I see more and more than we need more nuanced stories to explain our unfulfilled longing. We need to keep room for the possibility that, if we do not feel love, the places in us in which we receive and experience it are themselves, injured, perhaps gravely so. What we need may not be another, more rigorous, behavioural strategy, but an opportunity to find that within us which has closed to the very love we long for, perhaps simply as the result of the thousands of micro-hurts we all encounter in the basic course of being human. It may be that, while we long deeply to love and be loved, we are also terrified of receiving this very thing we crave. For many of us, internal work is required, not to heal that active, seeking, motivated part of us that has been constantly coached by an action-oriented world from the very beginning of our conscious lives, but the quiet, receptive aspect of us needed to allow in the love that is already waiting by the door.

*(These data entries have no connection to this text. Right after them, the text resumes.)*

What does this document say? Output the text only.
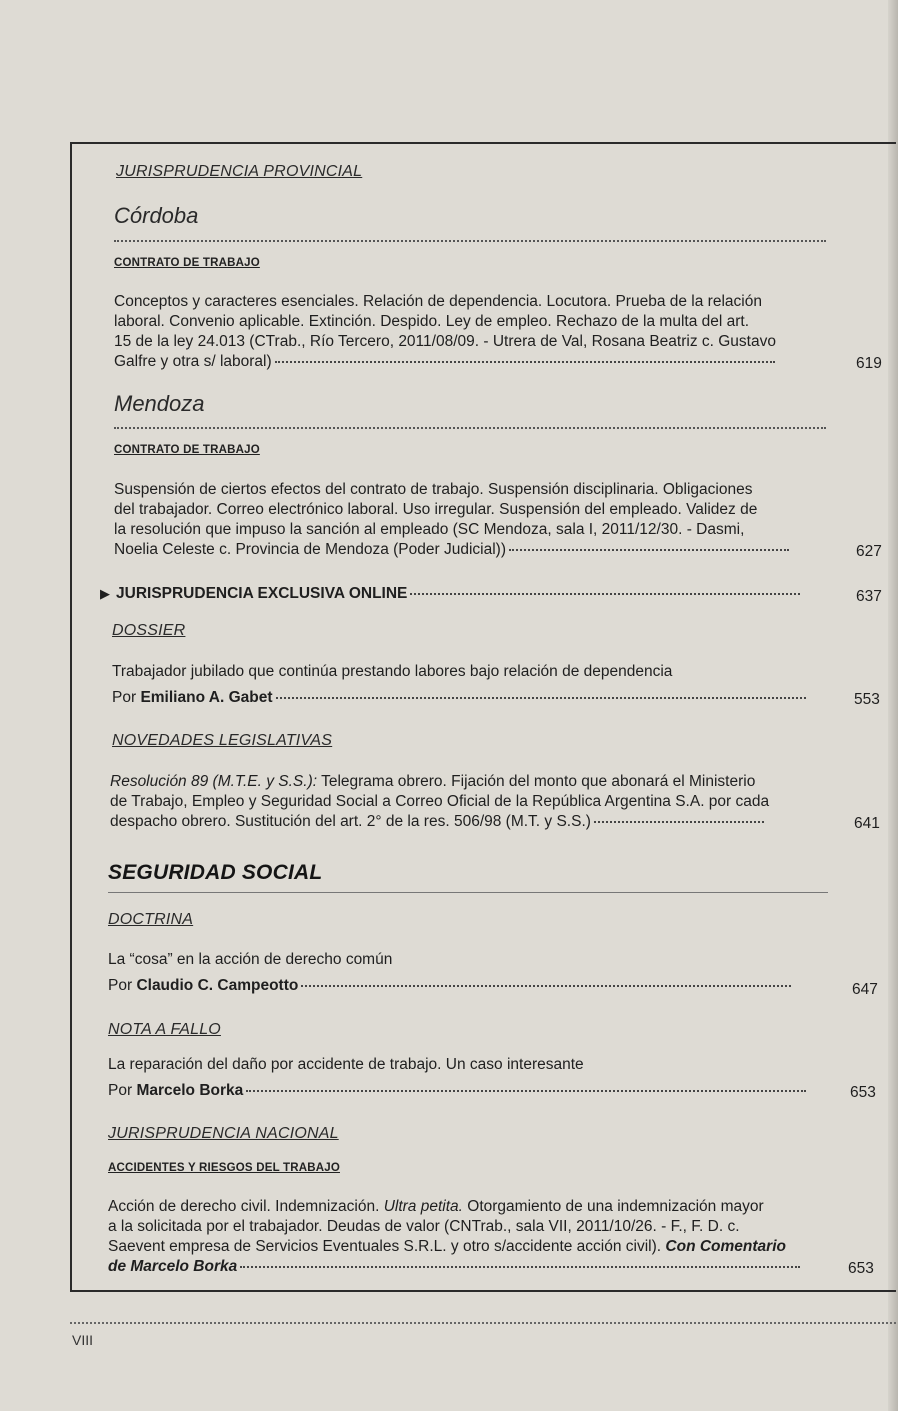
JURISPRUDENCIA PROVINCIAL
Córdoba
CONTRATO DE TRABAJO
Conceptos y caracteres esenciales. Relación de dependencia. Locutora. Prueba de la relación
laboral. Convenio aplicable. Extinción. Despido. Ley de empleo. Rechazo de la multa del art.
15 de la ley 24.013 (CTrab., Río Tercero, 2011/08/09. - Utrera de Val, Rosana Beatriz c. Gustavo
Galfre y otra s/ laboral)	619
Mendoza
CONTRATO DE TRABAJO
Suspensión de ciertos efectos del contrato de trabajo. Suspensión disciplinaria. Obligaciones
del trabajador. Correo electrónico laboral. Uso irregular. Suspensión del empleado. Validez de
la resolución que impuso la sanción al empleado (SC Mendoza, sala I, 2011/12/30. - Dasmi,
Noelia Celeste c. Provincia de Mendoza (Poder Judicial))	627
▶ JURISPRUDENCIA EXCLUSIVA ONLINE	637
DOSSIER
Trabajador jubilado que continúa prestando labores bajo relación de dependencia
Por Emiliano A. Gabet	553
NOVEDADES LEGISLATIVAS
Resolución 89 (M.T.E. y S.S.): Telegrama obrero. Fijación del monto que abonará el Ministerio
de Trabajo, Empleo y Seguridad Social a Correo Oficial de la República Argentina S.A. por cada
despacho obrero. Sustitución del art. 2° de la res. 506/98 (M.T. y S.S.)	641
SEGURIDAD SOCIAL
DOCTRINA
La “cosa” en la acción de derecho común
Por Claudio C. Campeotto	647
NOTA A FALLO
La reparación del daño por accidente de trabajo. Un caso interesante
Por Marcelo Borka	653
JURISPRUDENCIA NACIONAL
ACCIDENTES Y RIESGOS DEL TRABAJO
Acción de derecho civil. Indemnización. Ultra petita. Otorgamiento de una indemnización mayor
a la solicitada por el trabajador. Deudas de valor (CNTrab., sala VII, 2011/10/26. - F., F. D. c.
Saevent empresa de Servicios Eventuales S.R.L. y otro s/accidente acción civil). Con Comentario
de Marcelo Borka	653
VIII
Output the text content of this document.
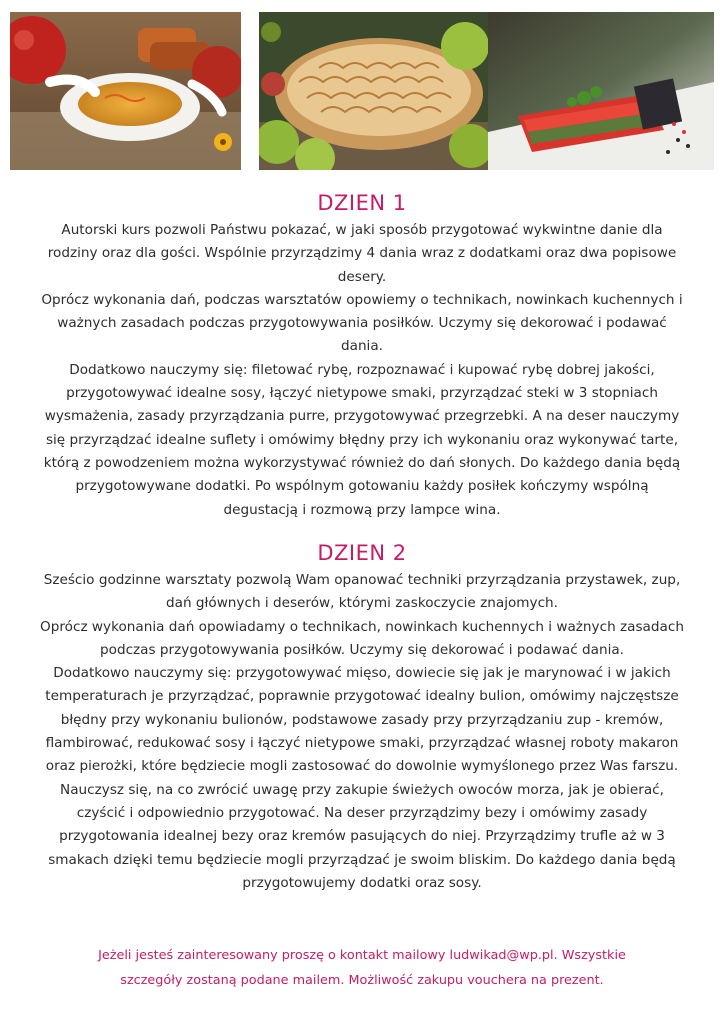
DZIEN 1

Autorski kurs pozwoli Państwu pokazać, w jaki sposób przygotować wykwintne danie dla rodziny oraz dla gości. Wspólnie przyrządzimy 4 dania wraz z dodatkami oraz dwa popisowe desery.

Oprócz wykonania dań, podczas warsztatów opowiemy o technikach, nowinkach kuchennych i ważnych zasadach podczas przygotowywania posiłków. Uczymy się dekorować i podawać dania.

Dodatkowo nauczymy się: filetować rybę, rozpoznawać i kupować rybę dobrej jakości, przygotowywać idealne sosy, łączyć nietypowe smaki, przyrządzać steki w 3 stopniach wysmażenia, zasady przyrządzania purre, przygotowywać przegrzebki. A na deser nauczymy się przyrządzać idealne suflety i omówimy błędny przy ich wykonaniu oraz wykonywać tarte, którą z powodzeniem można wykorzystywać również do dań słonych. Do każdego dania będą przygotowywane dodatki. Po wspólnym gotowaniu każdy posiłek kończymy wspólną degustacją i rozmową przy lampce wina.

DZIEN 2

Sześcio godzinne warsztaty pozwolą Wam opanować techniki przyrządzania przystawek, zup, dań głównych i deserów, którymi zaskoczycie znajomych.

Oprócz wykonania dań opowiadamy o technikach, nowinkach kuchennych i ważnych zasadach podczas przygotowywania posiłków. Uczymy się dekorować i podawać dania.

Dodatkowo nauczymy się: przygotowywać mięso, dowiecie się jak je marynować i w jakich temperaturach je przyrządzać, poprawnie przygotować idealny bulion, omówimy najczęstsze błędny przy wykonaniu bulionów, podstawowe zasady przy przyrządzaniu zup - kremów, flambirować, redukować sosy i łączyć nietypowe smaki, przyrządzać własnej roboty makaron oraz pierożki, które będziecie mogli zastosować do dowolnie wymyślonego przez Was farszu. Nauczysz się, na co zwrócić uwagę przy zakupie świeżych owoców morza, jak je obierać, czyścić i odpowiednio przygotować. Na deser przyrządzimy bezy i omówimy zasady przygotowania idealnej bezy oraz kremów pasujących do niej. Przyrządzimy trufle aż w 3 smakach dzięki temu będziecie mogli przyrządzać je swoim bliskim. Do każdego dania będą przygotowujemy dodatki oraz sosy.

Jeżeli jesteś zainteresowany proszę o kontakt mailowy ludwikad@wp.pl. Wszystkie

szczegóły zostaną podane mailem. Możliwość zakupu vouchera na prezent.
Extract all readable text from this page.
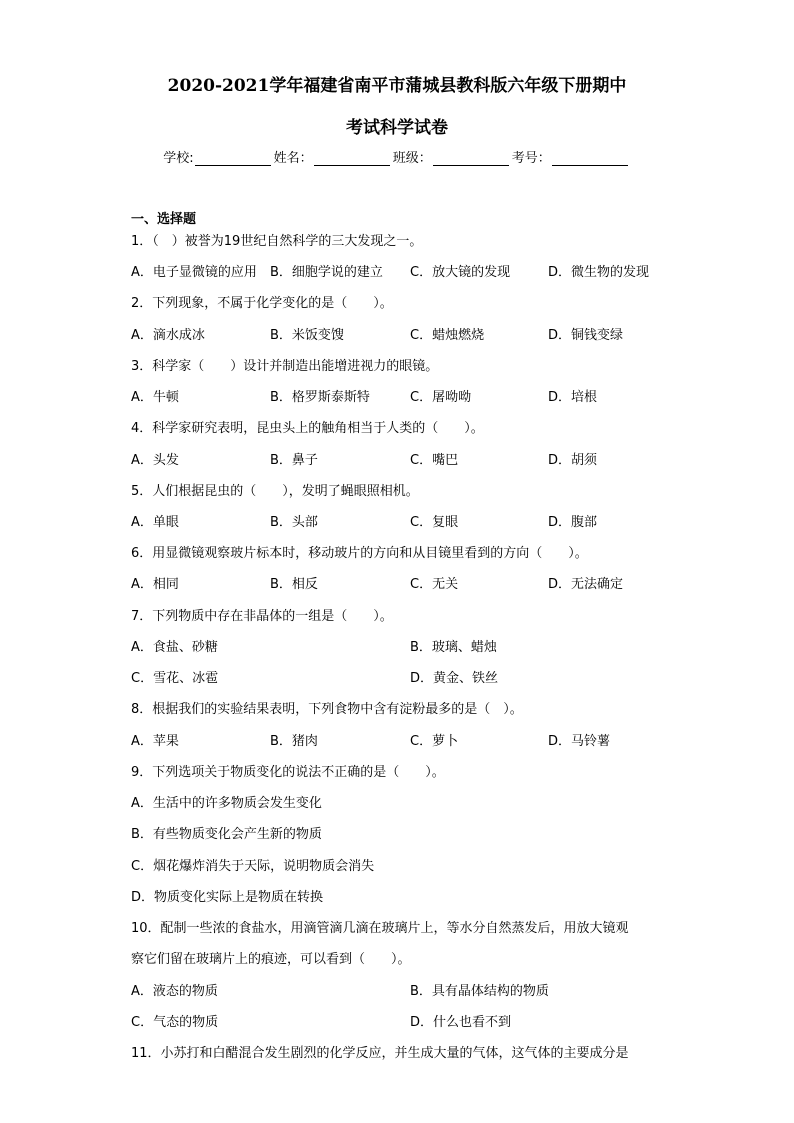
2020-2021学年福建省南平市蒲城县教科版六年级下册期中
考试科学试卷
学校:	姓名：	班级：	考号：
一、选择题
1．（　）被誉为19世纪自然科学的三大发现之一。
A．电子显微镜的应用 B．细胞学说的建立 C．放大镜的发现	D．微生物的发现
2．下列现象，不属于化学变化的是（　　）。
A．滴水成冰	B．米饭变馊	C．蜡烛燃烧	D．铜钱变绿
3．科学家（　　）设计并制造出能增进视力的眼镜。
A．牛顿	B．格罗斯泰斯特	C．屠呦呦	D．培根
4．科学家研究表明，昆虫头上的触角相当于人类的（　　）。
A．头发	B．鼻子	C．嘴巴	D．胡须
5．人们根据昆虫的（　　），发明了蝇眼照相机。
A．单眼	B．头部	C．复眼	D．腹部
6．用显微镜观察玻片标本时，移动玻片的方向和从目镜里看到的方向（　　）。
A．相同	B．相反	C．无关	D．无法确定
7．下列物质中存在非晶体的一组是（　　）。
A．食盐、砂糖	B．玻璃、蜡烛
C．雪花、冰雹	D．黄金、铁丝
8．根据我们的实验结果表明，下列食物中含有淀粉最多的是（　）。
A．苹果	B．猪肉	C．萝卜	D．马铃薯
9．下列选项关于物质变化的说法不正确的是（　　）。
A．生活中的许多物质会发生变化
B．有些物质变化会产生新的物质
C．烟花爆炸消失于天际，说明物质会消失
D．物质变化实际上是物质在转换
10．配制一些浓的食盐水，用滴管滴几滴在玻璃片上，等水分自然蒸发后，用放大镜观
察它们留在玻璃片上的痕迹，可以看到（　　）。
A．液态的物质	B．具有晶体结构的物质
C．气态的物质	D．什么也看不到
11．小苏打和白醋混合发生剧烈的化学反应，并生成大量的气体，这气体的主要成分是
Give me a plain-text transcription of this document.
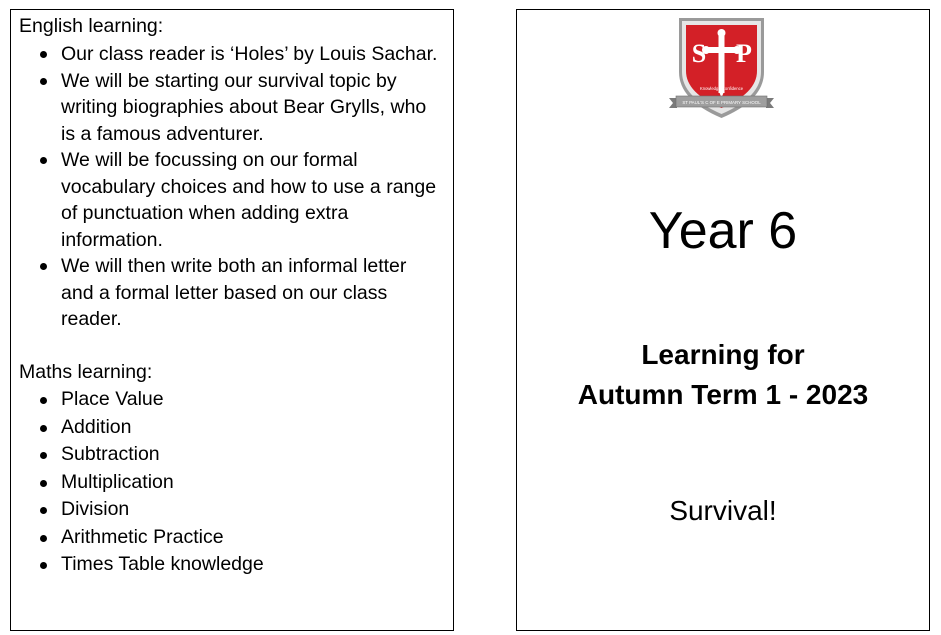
English learning:
Our class reader is ‘Holes’ by Louis Sachar.
We will be starting our survival topic by writing biographies about Bear Grylls, who is a famous adventurer.
We will be focussing on our formal vocabulary choices and how to use a range of punctuation when adding extra information.
We will then write both an informal letter and a formal letter based on our class reader.
Maths learning:
Place Value
Addition
Subtraction
Multiplication
Division
Arithmetic Practice
Times Table knowledge
S P
Knowledge Confidence
ST PAUL'S C OF E PRIMARY SCHOOL
Year 6
Learning for
Autumn Term 1 - 2023
Survival!
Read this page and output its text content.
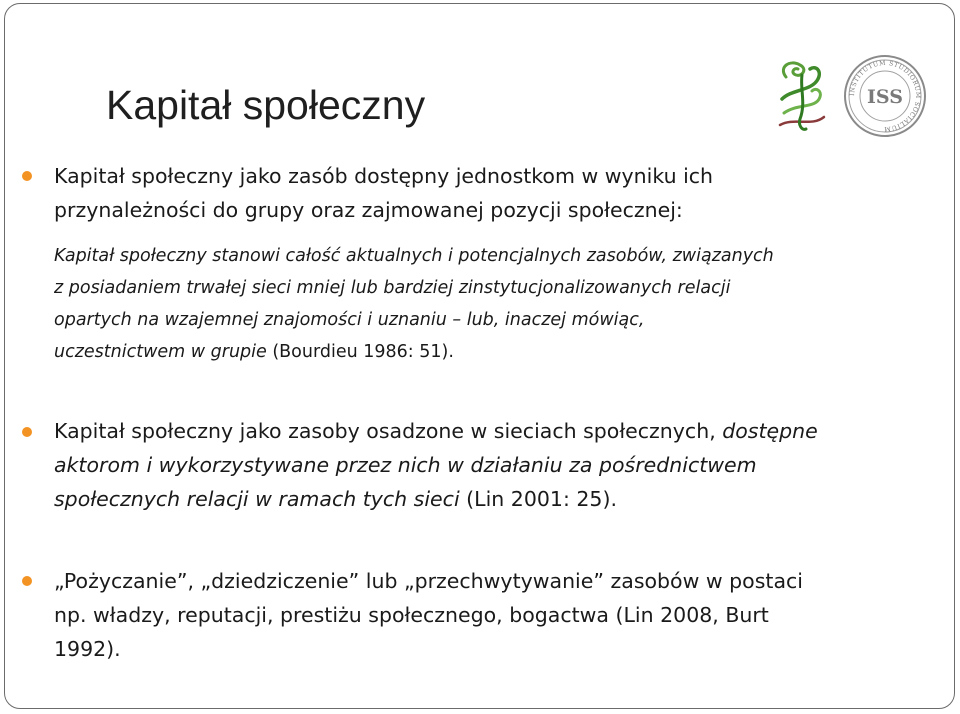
Kapitał społeczny	INSTITUTUM STUDIORUM SOCIALIUM
ISS
Kapitał społeczny jako zasób dostępny jednostkom w wyniku ich
przynależności do grupy oraz zajmowanej pozycji społecznej:
Kapitał społeczny stanowi całość aktualnych i potencjalnych zasobów, związanych
z posiadaniem trwałej sieci mniej lub bardziej zinstytucjonalizowanych relacji
opartych na wzajemnej znajomości i uznaniu – lub, inaczej mówiąc,
uczestnictwem w grupie (Bourdieu 1986: 51).
Kapitał społeczny jako zasoby osadzone w sieciach społecznych, dostępne
aktorom i wykorzystywane przez nich w działaniu za pośrednictwem
społecznych relacji w ramach tych sieci (Lin 2001: 25).
„Pożyczanie”, „dziedziczenie” lub „przechwytywanie” zasobów w postaci
np. władzy, reputacji, prestiżu społecznego, bogactwa (Lin 2008, Burt
1992).
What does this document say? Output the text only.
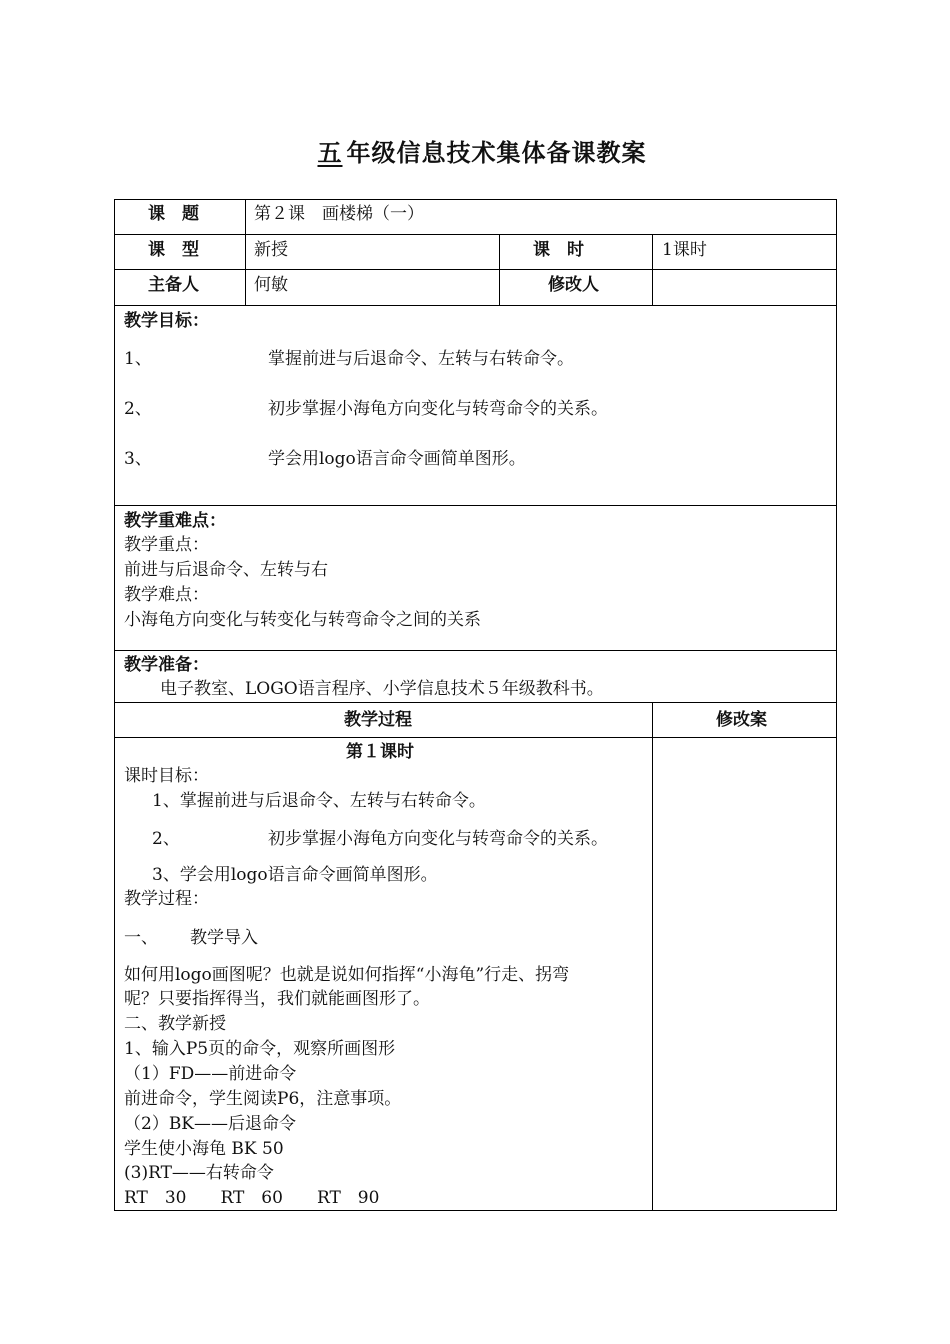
五 年级信息技术集体备课教案
课　题	第２课　画楼梯（一）
课　型	新授	课　时	1课时
主备人	何敏	修改人
教学目标：
1、	掌握前进与后退命令、左转与右转命令。
2、	初步掌握小海龟方向变化与转弯命令的关系。
3、	学会用logo语言命令画简单图形。
教学重难点：
教学重点：
前进与后退命令、左转与右
教学难点：
小海龟方向变化与转变化与转弯命令之间的关系
教学准备：
电子教室、LOGO语言程序、小学信息技术５年级教科书。
教学过程	修改案
第１课时
课时目标：
1、掌握前进与后退命令、左转与右转命令。
2、	初步掌握小海龟方向变化与转弯命令的关系。
3、学会用logo语言命令画简单图形。
教学过程：
一、 教学导入
如何用logo画图呢？也就是说如何指挥“小海龟”行走、拐弯
呢？只要指挥得当，我们就能画图形了。
二、教学新授
1、输入P5页的命令，观察所画图形
（1）FD——前进命令
前进命令，学生阅读P6，注意事项。
（2）BK——后退命令
学生使小海龟 BK 50
(3)RT——右转命令
RT　30　　RT　60　　RT　90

We can feel a sense of hurt sometimes at the prospect of this internal work. It feels like a banishment: more time away from others, more isolation and lovelessness. As healers, we can offer our patients and clients hope in the thought that engaging deeply with themselves is not a consolation prize in their wish to experience love with others, to adore and be adored, but an active pathway towards its fulfilment. By allowing the wounded parts of themselves to come forward and to be heard and mended in their own heart space, and perhaps in the cocoon of the right kind of therapy or healing relationship, they may find a new lens through which it becomes clear that the love they long for is available in little nooks and crannies of their lives where they never imagined it might grow. No hobbies required.